The definition of psychosis is pretty much any break with reality, whether it be visual hallucinations, audio hallucinations, delusions, etc. The doctor (who kindly answered every question I had) also informed me that there are even tactile delusions, which I am very glad I have never had, because the thought of it creeps me out immensely. What I have had, however, are delusions, and very, very brief voice-hearing. The voices I have heard only twice, once just a senseless, focus-less babble which was a lot like overhearing someone’s conversation from the next room but not focusing on it; the other time was simply a male voice saying, “Yes,” several times. Strange, right? But the delusions were far scarier. Usually they manifest in the form of intense (but thankfully, fairly brief) and irrational paranoia, such as the time I once become truly convinced for no reason at all that everyone I knew was in on a massive plot against me, that for every time they had been nice to me they laughed behind my back, even my parents and closest friends, and the delusion (which I “knew” was true as surely as I knew the sky is blue) brought me to verge of tears. Another time, I had a bag of crickets, which I was about to feed to my pet tarantula, sitting on my floor. I suddenly was seized with the firm conviction that the crickets knew something I didn’t, that they were in on some kind of conspiracy against me. It was so strong and so terrifying that I took the bag of crickets, hid it under my shirt, and ran downstairs and out the door. I put the bag in the trash can outside of my house, but that wasn’t good enough; I had to be certain they would die. So I picked up a cinder block and dropped it in after them. Satisfied, I walked back in the house, and eventually the bizarre thoughts passed, leaving me plenty of time to sit around wondering what the hell I had just done. Something I didn’t mention: it was the middle of summer, at least 98 degrees outside, and I had walked out in bare feet on the black pavement. I didn’t feel the pain on the bottoms of feet until after the delusion had passed, something I find interesting.

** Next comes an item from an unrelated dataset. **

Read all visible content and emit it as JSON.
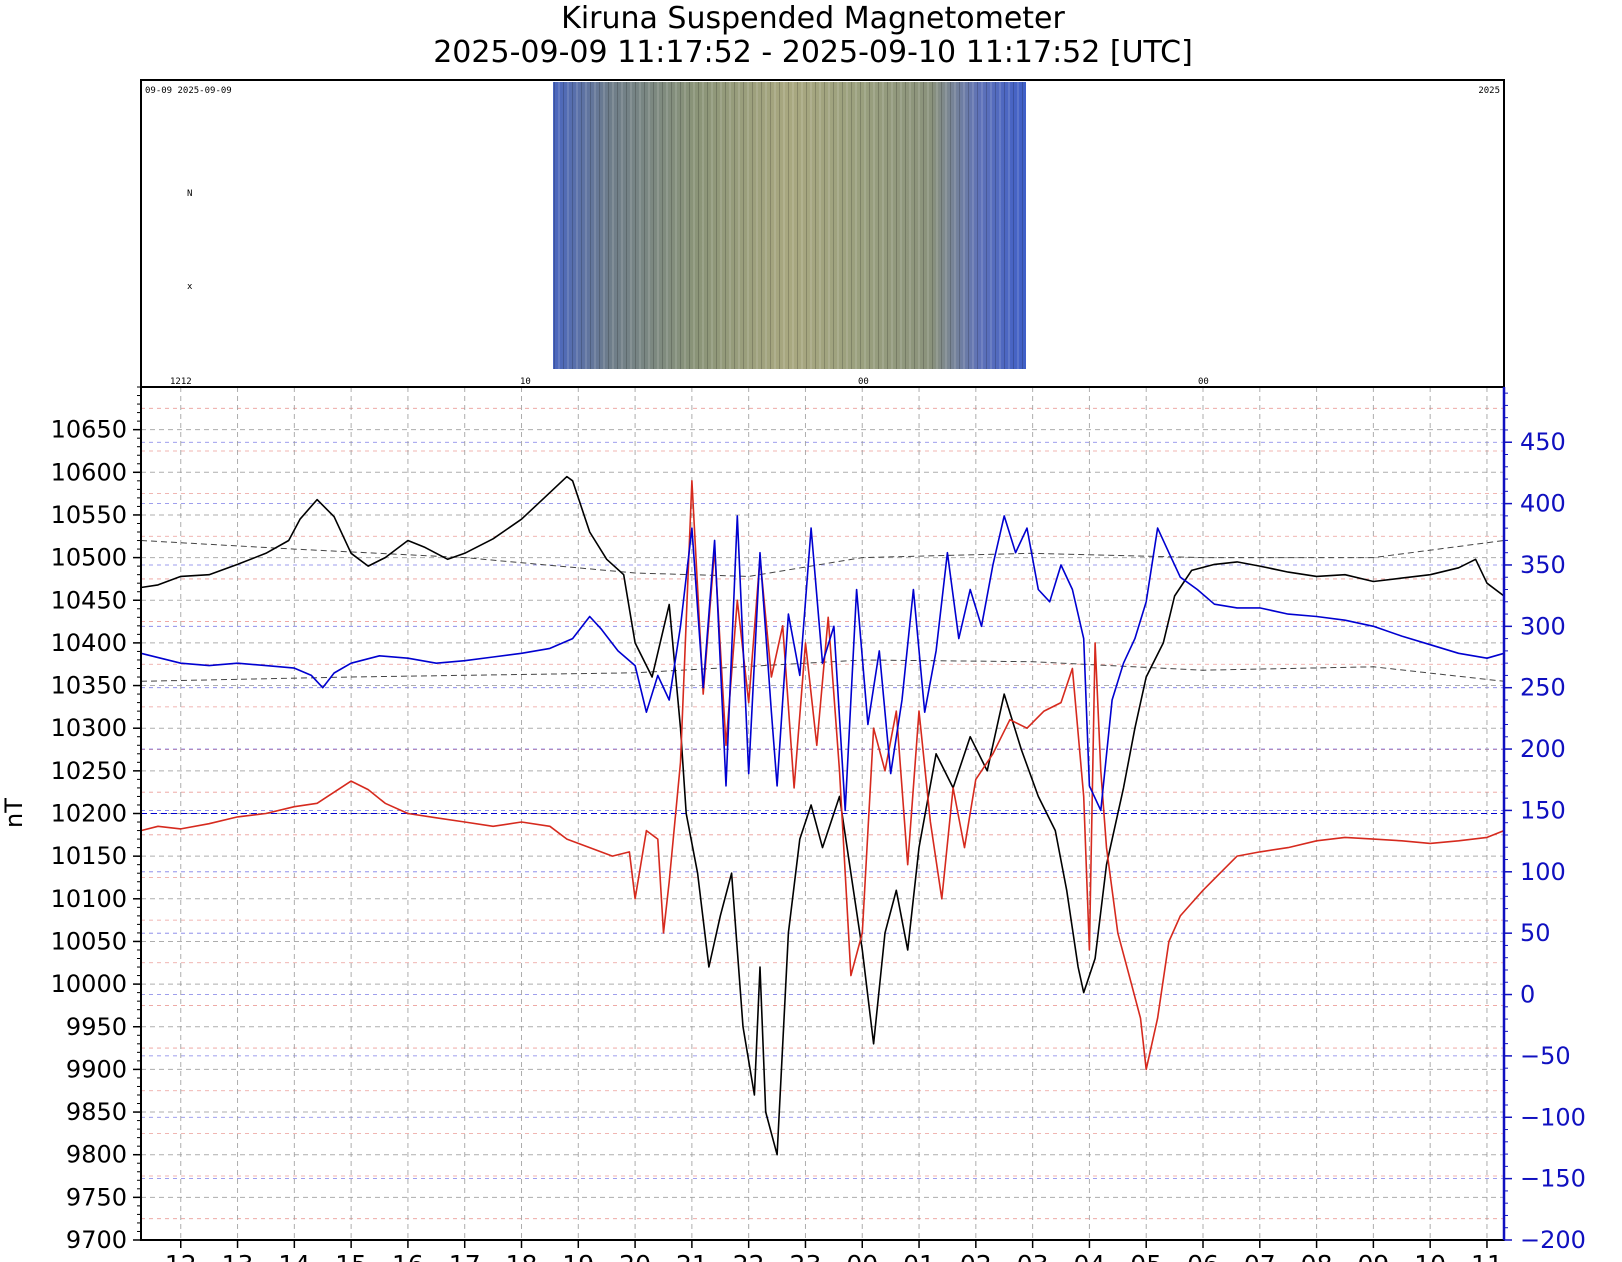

The good thing is that my psychotic episodes are not exactly common, at least not as common as my mood changes. That’s something else about myself that I find inexplicable: how I can be utterly depressed one day and happy as a lark the next, with no reason for either my depression or my happiness. I mean, it would be one thing if something had changed in between them, but no, it’s the exact conditions of yesterday, with the only thing different being my state of mind. It’s hard to cope with, and I know that my friends who I am not as close with and so don’t know what I’m going through find me very difficult.
I wish I could explain everything to them and be more open about my mental illness in general, but who wants to be labelled “crazy”?